Mia madre nelle nostre chiacchiere pre partenza, mi ha confessato romanticamente che secondo lei sono stato concepito nel loro viaggio londinese del 1977. Non so se sia vero, però ho amato il velo di magia che questa dichiarazione materna ha posato sul mio espatrio. E poi diciamocelo , parti con un altro spirito, come se volessi cogliere qualche radice del tuo passato, come se volessi respirare un aria più familiare.

Certo sono atterrato sul velluto, rispetto alla Cina: lì ero sperduto dall’altra parte del mondo, da solo, con un lavoro mostruoso da portare a termine, poca passione e tante paure, qui sono al centro del mondo, ho un lavoro interessante, con tanti benefit, tanta passione e tante paure.

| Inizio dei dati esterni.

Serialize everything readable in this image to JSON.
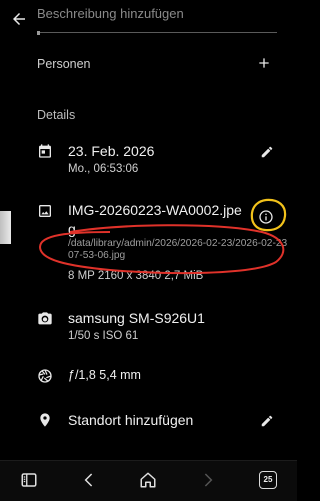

Poi non lo so, sarà quel legame che mi sono costruito in testa legato al concepimento, sarà quella mia indole nordica, sarà quell’astio verso il pressappochismo italiota e romano in particolare, fatto sta che qui mi sembra tutto fantastico, divertente, pratico…in una parola sola SEMPLICE.

Andiamo per gradi:

Lo stupore.

Sono stupito, rimango a bocca aperta e sono contento di esserlo

Qui siamo 40 italiani espatriati, con il nostro buono stipendio e una casa pagata in alcune delle zone più belle di Londra. Le prime settimane del nostro arrivo un’agenzia immobiliare formata da aitanti giovanotti inglesi in ghingheri aveva il compito di scortarci nelle viuzze londinesi per mostrarci qualche casa da affittare nel nostro periodo qui. Tralasciando l’organizzazione perfetta (tabelle, orari, trasporti) e gli atavici difetti del British Home Style ( il bidet resta una chimera…ma neppure in bagni da 70 metri quadri, che piuttosto ci entra un calcio balilla, cucine improbabili senza la minima via di uscita per odori, bagni rigorosamente senza finestra ) resto stupito di fronte a tutto. Rimango incredulo di fronte alla possibilita’ di vivere uno spicchietto della mia vita in questa capitale del mondo: qui cammini per strada e ti senti una pedina tra mille, ti sembra di gettare nella pentola le radici della tuo passato, le tue abitudini, le tue tradizioni, in un calderone di razze ed etnie. I miei colleghi si lamentano e mi sembra assurdo, che non trovino stupefacente camminare la mattina per la strada che porta a Victoria e incontrare tutto il mondo in un marciapiede. Come si può non restare a bocca aperta di fronte ad un tale caleidoscopio etnico e stilistico?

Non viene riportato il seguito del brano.